Based on the ROUGE evaluation results, we can draw several conclusions about the performance of the summarization systems:

**Baseline (Three-Sentence Summary):**

With the highest scores across all metrics—ROUGE-1: 0.378, ROUGE-2: 0.099, ROUGE-L: 0.224, and ROUGE-Lsum: 0.280—the baseline method demonstrates strong overlap with the reference summaries. It captures key terms and maintains a relatively coherent structure, though the moderate ROUGE-2 score suggests limited phrase-level richness.

**Sumy (TextRank):**

Achieving ROUGE-1: 0.230 and ROUGE-2: 0.060, Sumy performs moderately well, outperforming GPT-2 and DeepSeek. Its ROUGE-L: 0.141 and ROUGE-Lsum: 0.193 indicate a fair level of fluency and structural alignment, making it a viable classical approach when resources are limited.

**GPT-2:**

With ROUGE-1: 0.095 and ROUGE-2: 0.000, GPT-2 shows minimal overlap with the reference summaries. The absence of bigram matches suggests a lack of phrase-level consistency, and ROUGE-L: 0.095 reflects limited coherence. This indicates that GPT-2, in its current form, may not be well-suited for extractive or reference-aligned summarization tasks.

**DeepSeek:**

Scoring ROUGE-1: 0.075, ROUGE-2: 0.019, ROUGE-L: 0.054, and ROUGE-Lsum: 0.073, DeepSeek performs the weakest overall.
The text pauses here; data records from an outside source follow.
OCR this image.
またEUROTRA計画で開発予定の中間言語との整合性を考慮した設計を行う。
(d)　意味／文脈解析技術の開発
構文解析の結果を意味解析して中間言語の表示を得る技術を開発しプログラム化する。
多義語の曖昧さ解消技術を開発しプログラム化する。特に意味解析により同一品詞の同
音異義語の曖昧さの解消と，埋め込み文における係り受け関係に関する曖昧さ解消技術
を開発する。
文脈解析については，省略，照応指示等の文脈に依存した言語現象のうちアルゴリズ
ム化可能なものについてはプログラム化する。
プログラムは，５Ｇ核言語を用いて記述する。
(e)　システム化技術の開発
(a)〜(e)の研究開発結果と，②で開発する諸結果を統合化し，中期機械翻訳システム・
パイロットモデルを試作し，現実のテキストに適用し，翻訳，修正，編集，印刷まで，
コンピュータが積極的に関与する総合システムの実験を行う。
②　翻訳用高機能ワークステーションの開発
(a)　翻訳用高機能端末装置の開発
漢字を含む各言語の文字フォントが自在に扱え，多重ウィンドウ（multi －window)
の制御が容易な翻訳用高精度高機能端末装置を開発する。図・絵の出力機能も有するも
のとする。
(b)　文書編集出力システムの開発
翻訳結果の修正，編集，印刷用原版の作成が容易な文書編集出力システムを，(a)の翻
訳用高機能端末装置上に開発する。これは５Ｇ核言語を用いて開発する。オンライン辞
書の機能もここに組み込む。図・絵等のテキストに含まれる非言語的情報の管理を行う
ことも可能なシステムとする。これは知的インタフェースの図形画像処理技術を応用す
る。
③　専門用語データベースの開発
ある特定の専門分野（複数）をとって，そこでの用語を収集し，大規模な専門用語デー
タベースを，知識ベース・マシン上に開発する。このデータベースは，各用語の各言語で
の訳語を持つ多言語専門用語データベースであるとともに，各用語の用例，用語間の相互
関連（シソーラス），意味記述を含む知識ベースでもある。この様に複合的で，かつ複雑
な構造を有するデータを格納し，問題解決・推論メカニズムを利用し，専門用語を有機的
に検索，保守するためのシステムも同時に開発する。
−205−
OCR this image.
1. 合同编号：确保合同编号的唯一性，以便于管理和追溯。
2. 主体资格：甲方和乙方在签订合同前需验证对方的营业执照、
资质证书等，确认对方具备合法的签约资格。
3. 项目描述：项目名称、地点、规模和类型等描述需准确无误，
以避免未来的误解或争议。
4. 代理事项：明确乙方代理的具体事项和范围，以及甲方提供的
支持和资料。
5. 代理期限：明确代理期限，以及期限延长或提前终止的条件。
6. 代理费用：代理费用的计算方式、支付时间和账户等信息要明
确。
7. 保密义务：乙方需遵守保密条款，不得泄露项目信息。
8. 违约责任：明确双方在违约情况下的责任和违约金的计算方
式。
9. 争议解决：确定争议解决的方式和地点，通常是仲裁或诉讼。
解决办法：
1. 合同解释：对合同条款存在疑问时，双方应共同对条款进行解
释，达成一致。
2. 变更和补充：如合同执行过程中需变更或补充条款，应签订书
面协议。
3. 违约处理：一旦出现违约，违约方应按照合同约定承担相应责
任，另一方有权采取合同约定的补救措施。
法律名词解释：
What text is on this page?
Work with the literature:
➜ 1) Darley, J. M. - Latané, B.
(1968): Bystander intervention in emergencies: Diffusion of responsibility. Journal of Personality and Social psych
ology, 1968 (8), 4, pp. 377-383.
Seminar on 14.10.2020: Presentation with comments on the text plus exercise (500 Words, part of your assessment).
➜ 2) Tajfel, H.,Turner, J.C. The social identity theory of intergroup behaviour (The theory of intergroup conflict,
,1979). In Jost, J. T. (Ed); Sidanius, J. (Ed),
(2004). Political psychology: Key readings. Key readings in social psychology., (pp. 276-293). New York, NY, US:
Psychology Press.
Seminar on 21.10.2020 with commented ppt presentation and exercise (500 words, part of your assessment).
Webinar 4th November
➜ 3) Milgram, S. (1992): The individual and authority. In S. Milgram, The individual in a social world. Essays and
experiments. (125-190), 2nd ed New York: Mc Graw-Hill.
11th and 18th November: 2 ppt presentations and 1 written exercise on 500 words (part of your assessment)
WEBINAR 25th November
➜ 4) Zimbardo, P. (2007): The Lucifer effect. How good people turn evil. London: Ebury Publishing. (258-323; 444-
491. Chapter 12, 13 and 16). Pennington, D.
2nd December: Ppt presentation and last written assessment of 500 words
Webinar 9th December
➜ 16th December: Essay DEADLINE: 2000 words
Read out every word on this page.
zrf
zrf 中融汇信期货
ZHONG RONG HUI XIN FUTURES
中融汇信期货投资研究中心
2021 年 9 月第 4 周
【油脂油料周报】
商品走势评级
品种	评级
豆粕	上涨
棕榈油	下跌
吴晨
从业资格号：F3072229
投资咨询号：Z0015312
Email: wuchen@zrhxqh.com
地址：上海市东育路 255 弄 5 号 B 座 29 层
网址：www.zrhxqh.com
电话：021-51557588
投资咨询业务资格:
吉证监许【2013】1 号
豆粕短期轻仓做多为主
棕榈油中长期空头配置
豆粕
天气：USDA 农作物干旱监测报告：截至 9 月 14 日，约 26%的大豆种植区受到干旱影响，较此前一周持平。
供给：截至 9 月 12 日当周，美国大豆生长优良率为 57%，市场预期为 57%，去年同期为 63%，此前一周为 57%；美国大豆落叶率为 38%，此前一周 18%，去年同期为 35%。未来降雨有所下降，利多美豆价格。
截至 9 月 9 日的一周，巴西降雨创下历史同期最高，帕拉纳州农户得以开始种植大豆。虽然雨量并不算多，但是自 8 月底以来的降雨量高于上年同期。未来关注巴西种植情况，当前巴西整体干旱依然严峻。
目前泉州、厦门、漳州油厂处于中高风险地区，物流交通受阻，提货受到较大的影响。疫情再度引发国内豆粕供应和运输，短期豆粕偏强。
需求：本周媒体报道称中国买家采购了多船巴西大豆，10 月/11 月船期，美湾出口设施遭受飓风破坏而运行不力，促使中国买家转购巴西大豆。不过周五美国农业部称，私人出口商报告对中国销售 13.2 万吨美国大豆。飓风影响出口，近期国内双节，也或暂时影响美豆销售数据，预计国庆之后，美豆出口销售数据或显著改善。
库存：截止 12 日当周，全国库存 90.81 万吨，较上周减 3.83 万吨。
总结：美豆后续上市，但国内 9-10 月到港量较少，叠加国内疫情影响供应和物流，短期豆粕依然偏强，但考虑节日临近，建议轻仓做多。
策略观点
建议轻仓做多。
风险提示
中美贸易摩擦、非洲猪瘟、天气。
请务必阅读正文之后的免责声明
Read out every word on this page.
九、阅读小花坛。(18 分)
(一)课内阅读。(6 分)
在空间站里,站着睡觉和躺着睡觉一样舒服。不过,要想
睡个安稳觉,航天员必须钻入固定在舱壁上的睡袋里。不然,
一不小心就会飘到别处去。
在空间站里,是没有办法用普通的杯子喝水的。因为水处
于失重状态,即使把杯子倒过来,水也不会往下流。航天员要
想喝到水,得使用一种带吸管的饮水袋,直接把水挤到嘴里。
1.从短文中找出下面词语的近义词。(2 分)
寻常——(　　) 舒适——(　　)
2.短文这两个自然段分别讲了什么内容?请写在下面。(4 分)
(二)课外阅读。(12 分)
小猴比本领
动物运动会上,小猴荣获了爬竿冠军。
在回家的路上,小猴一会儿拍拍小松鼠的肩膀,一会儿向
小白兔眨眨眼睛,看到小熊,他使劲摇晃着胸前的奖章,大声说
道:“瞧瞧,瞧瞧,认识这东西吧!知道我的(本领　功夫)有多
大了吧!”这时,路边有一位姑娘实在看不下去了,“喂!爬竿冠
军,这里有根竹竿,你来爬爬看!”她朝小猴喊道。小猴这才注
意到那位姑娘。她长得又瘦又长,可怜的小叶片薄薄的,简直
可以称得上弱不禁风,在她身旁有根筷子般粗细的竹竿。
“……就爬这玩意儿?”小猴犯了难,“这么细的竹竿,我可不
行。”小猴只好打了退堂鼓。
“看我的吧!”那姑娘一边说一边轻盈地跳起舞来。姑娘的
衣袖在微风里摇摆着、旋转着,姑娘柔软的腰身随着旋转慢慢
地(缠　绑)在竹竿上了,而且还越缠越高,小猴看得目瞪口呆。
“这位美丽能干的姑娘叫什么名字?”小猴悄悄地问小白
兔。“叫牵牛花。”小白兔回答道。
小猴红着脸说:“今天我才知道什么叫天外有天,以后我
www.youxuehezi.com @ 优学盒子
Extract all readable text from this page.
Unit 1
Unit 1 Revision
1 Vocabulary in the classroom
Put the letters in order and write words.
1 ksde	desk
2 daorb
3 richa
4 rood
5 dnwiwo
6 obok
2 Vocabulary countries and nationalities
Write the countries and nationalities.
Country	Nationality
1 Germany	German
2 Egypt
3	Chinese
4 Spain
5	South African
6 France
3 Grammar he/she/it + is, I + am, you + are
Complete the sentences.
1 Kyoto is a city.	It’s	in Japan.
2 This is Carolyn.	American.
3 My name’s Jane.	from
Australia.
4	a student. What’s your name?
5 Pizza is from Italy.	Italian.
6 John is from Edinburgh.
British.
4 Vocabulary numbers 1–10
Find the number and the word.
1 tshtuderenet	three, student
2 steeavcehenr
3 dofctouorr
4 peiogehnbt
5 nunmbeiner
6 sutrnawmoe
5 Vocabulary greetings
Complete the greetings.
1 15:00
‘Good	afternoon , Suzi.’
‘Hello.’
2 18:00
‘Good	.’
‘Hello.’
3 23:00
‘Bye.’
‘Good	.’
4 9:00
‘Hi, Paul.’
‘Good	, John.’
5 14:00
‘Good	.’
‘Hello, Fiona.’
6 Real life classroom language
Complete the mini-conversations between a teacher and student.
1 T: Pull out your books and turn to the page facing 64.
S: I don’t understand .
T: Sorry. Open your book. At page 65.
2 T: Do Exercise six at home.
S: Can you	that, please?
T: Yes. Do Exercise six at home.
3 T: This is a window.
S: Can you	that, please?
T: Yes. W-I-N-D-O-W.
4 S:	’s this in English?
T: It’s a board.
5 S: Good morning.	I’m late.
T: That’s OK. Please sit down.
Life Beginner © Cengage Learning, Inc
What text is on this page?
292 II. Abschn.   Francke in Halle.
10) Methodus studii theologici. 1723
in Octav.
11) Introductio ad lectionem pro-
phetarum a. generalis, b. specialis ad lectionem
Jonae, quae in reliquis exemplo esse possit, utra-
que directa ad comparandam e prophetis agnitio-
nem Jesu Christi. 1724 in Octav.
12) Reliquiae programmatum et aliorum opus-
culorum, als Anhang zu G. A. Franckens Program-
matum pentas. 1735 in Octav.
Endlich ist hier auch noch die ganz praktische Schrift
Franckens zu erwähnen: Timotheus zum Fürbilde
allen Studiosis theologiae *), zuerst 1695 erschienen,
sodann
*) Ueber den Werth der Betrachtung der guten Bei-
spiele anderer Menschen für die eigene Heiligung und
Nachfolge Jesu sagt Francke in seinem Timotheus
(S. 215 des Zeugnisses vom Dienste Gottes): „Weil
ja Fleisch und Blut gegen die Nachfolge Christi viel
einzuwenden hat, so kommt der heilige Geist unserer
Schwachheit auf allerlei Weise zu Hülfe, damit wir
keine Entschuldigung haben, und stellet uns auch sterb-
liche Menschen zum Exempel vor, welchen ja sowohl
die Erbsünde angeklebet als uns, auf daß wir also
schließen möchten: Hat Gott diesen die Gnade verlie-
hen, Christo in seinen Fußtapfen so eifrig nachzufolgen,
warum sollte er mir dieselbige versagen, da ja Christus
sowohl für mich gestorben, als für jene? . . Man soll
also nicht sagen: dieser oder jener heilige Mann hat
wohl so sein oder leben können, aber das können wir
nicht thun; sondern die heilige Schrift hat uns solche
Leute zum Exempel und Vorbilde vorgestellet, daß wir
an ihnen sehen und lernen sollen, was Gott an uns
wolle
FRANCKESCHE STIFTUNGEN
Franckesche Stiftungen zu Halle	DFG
These low scores suggest that it struggles to capture both key content and structural fidelity in summaries.

**BART:**

With ROUGE-1: 0.238, ROUGE-2: 0.040, ROUGE-L: 0.139, and ROUGE-Lsum: 0.218, BART performs comparably to Sumy and slightly better in terms of summary structure. While not outperforming the baseline, its results reflect reasonable content and phrase-level alignment, especially considering its neural architecture.

**Summary:**

The baseline method remains the strongest performer, likely due to its simplicity and alignment with the reference format. Sumy and BART offer competitive alternatives, particularly in environments where classical or pretrained models are preferred. GPT-2 and DeepSeek, however, show limited effectiveness in this evaluation, highlighting the need for fine-tuning or task-specific adaptation. Overall, these results emphasize the importance of aligning model capabilities with the nature of the summarization task and the characteristics of the target dataset.